8.61k stars 290 forks source link

Indexing slows down with large numbers, e.g. unixtime numbers. #428

Closed hastebrot closed 9 months ago

hastebrot commented 1 year ago

I have 2000 documents with text that each are not larger than 65536 bytes. When I add just a single field with a number, e.g. using createdAt: new Date(doc.createdAt).getTime(), it slows down insert() considerably. interestingly, low numbers are fine.

indexing of these documents with number: 14 seconds, without numbers: 3 seconds.

hastebrot commented 1 year ago

As a work-around I can use strings instead with createdAt: new Date(doc.createdAt).toISOString(),.

when I do a search and sort the ISO dates it will return the same result as with unixtime:

  const result3 = await search(docs, {
    sortBy: {
      property: "createdAt",
      order: "DESC",
    },
    limit: 100,
  });

micheleriva commented 1 year ago

I believe I am the one to blame for this.
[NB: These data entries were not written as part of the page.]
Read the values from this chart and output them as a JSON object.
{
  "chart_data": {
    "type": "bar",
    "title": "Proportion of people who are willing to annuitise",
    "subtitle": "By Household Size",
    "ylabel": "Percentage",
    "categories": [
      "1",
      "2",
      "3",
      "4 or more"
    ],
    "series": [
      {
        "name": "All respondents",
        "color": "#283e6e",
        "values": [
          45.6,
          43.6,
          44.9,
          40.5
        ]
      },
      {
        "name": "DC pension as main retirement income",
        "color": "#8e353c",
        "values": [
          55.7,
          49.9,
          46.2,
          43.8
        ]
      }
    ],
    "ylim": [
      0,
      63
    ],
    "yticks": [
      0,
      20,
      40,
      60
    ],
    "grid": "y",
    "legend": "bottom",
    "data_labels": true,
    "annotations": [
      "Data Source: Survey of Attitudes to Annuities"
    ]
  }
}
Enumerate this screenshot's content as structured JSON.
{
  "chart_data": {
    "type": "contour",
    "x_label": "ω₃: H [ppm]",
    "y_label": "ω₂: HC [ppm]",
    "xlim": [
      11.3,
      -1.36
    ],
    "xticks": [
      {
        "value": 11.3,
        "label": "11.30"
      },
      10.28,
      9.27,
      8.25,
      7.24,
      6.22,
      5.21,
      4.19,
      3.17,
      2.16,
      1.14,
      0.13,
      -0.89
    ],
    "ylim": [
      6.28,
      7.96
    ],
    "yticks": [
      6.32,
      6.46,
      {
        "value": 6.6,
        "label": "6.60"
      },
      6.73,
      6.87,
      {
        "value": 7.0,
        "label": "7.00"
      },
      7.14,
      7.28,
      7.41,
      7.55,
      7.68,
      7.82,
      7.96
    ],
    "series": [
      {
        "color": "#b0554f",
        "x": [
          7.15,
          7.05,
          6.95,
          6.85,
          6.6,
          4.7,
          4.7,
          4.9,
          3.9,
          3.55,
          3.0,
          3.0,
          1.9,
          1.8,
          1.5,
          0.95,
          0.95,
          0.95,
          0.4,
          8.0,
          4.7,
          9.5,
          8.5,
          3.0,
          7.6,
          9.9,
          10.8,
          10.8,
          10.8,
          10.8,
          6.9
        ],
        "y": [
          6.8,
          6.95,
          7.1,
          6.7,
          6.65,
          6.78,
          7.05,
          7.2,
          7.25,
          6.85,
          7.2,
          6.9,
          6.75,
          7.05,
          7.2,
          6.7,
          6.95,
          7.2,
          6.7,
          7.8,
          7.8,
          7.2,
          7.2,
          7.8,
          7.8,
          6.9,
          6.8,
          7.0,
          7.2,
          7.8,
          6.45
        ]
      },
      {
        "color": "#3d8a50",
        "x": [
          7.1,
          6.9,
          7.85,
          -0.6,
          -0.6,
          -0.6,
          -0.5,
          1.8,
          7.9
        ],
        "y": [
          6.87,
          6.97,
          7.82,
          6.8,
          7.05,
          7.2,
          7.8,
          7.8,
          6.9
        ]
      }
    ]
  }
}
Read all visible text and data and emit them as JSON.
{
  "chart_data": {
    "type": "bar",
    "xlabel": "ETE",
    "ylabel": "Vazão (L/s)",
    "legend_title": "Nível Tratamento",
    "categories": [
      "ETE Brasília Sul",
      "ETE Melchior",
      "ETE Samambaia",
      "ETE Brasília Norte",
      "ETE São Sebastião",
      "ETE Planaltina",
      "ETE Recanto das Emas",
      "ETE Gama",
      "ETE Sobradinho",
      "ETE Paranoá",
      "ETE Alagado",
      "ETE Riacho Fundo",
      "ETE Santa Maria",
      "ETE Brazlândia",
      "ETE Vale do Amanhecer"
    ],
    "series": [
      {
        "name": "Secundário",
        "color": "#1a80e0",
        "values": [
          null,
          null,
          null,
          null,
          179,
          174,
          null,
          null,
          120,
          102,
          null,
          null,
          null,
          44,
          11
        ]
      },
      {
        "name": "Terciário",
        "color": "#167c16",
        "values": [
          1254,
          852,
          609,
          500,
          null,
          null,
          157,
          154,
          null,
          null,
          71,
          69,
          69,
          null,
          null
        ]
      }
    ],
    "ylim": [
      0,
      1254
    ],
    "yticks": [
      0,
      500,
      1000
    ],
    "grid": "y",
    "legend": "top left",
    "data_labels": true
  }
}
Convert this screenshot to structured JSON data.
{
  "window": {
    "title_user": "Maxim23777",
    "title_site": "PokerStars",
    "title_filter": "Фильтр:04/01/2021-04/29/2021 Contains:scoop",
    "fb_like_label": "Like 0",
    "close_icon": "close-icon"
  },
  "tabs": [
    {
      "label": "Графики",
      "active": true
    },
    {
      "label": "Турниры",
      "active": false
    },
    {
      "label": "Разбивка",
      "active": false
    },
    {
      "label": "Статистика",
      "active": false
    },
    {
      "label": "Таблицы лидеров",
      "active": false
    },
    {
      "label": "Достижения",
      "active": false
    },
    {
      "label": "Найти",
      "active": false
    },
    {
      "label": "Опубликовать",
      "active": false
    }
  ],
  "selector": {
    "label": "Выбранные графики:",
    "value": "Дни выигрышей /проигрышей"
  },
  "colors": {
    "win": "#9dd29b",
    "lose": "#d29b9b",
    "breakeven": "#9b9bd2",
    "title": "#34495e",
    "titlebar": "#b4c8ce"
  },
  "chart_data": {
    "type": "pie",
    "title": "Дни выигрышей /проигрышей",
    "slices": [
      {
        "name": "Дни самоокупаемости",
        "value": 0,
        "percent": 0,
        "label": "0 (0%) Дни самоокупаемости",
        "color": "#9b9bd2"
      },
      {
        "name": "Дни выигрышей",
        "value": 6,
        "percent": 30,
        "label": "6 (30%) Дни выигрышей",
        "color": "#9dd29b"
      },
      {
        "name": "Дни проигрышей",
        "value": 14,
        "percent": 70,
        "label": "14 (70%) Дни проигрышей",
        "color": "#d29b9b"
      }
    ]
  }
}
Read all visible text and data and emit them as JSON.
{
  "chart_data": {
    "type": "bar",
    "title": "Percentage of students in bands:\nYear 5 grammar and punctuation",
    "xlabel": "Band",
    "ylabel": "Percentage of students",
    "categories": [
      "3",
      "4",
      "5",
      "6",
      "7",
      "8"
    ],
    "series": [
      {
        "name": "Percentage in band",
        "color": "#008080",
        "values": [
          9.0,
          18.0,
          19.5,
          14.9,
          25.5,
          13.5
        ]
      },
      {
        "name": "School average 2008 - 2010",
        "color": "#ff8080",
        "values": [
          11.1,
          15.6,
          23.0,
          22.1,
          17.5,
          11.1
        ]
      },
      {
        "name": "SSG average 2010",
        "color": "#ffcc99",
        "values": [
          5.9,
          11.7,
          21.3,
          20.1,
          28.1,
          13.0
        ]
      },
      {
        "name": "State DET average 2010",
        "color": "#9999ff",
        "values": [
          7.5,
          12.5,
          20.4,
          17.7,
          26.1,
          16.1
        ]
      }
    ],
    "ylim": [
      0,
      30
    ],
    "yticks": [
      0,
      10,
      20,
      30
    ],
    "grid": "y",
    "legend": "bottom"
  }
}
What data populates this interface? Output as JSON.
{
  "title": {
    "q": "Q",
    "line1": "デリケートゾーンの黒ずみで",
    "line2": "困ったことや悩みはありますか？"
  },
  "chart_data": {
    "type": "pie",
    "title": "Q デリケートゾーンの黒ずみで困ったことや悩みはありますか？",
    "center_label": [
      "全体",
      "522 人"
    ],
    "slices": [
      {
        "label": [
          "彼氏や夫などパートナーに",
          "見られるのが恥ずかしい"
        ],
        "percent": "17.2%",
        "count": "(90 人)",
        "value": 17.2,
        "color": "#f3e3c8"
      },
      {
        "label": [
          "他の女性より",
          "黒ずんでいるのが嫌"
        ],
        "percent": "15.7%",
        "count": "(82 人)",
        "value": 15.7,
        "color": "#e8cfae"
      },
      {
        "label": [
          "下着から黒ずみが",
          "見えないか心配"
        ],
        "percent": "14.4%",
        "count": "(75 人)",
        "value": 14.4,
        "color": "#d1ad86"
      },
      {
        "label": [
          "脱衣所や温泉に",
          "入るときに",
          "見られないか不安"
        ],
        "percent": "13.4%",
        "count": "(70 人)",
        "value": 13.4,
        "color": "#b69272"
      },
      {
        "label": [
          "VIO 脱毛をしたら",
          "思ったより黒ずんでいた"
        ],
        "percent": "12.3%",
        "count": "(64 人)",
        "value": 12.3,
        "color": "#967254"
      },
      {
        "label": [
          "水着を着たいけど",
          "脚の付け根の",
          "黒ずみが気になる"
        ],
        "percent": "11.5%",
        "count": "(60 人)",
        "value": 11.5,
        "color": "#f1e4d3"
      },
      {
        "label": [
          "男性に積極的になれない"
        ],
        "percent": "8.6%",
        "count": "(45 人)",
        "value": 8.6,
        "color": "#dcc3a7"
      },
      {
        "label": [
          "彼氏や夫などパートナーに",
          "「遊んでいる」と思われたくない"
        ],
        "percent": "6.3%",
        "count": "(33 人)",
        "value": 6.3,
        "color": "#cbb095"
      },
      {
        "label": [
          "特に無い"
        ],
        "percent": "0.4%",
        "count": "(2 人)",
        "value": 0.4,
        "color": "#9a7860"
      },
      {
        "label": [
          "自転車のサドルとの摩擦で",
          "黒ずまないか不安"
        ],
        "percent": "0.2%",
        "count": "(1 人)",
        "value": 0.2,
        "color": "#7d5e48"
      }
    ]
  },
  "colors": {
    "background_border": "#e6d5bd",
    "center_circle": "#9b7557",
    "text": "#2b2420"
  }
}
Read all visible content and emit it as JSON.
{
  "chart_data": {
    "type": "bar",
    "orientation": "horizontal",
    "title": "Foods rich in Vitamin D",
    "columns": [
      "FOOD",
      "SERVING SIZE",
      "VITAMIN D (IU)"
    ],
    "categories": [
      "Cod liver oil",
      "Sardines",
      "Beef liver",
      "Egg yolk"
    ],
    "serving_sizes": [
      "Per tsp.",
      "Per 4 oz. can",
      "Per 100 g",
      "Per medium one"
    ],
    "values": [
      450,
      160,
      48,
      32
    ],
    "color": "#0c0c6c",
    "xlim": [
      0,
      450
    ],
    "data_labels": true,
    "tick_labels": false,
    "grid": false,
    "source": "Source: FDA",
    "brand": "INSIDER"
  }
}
I opted for implementing AVL trees to improve performance at search time, but slowing down index time too much.

I will take some time to test better alternatives (maybe red-black trees?) to see if we can also improve indexing time.

hastebrot commented 1 year ago

A practical, performant, and easy-to-implement alternative to AVL and RB trees are Zip Trees [1] by Robert Tarjan. Maybe they are useful.

[1] Tarjan, R. E., Levy, C., & Timmel, S. (2021). Zip trees, https://arxiv.org/abs/1806.06726

micheleriva commented 1 year ago

Thanks a lot, @hastebrot! I'll look into this next week.

micheleriva commented 1 year ago

Started working on it: https://github.com/oramasearch/orama/pull/430

rocwang commented 1 year ago

With v1.1.1, I see the same issue if one indexed document field is typed as number.

I have about 80k documents. Each document is pretty small and has a popularity field indicating a popularity score.

If I leave it as number, the indexing time via insertMultiple would be about 25s.
If I convert it to string padded with 0 on the left, the indexing time would just be about 3 to 4 seconds.

As per my experiment, it looks like the issue is not related to how big the number is though.

As I intended to do indexing in browser, this issue was almost a deal-breaker for me until I found the workaround in this page. I really wish #430 would fix it.

robertpiosik commented 10 months ago

I found out that what slows down indexing is the distance between numbers, in my tests 20k objects with timestamps spanning 10 years indexes properly whereas 2 years makes orama unusable. Another example is indexing autoincremented ids.

robertpiosik commented 9 months ago

Hi @micheleriva, any progress on this? 🙏

allevo commented 9 months ago

We discovered an issue that slows the insertion when the numbers are ascendingly distributed. We fixed it, and the last release includes that fix. Could you try with the latest version?

robertpiosik commented 9 months ago

@allevo works like a charm, thanks!

allevo commented 9 months ago

Perfect! Happy to hear!

I'm closing this issue; thanks for your patience.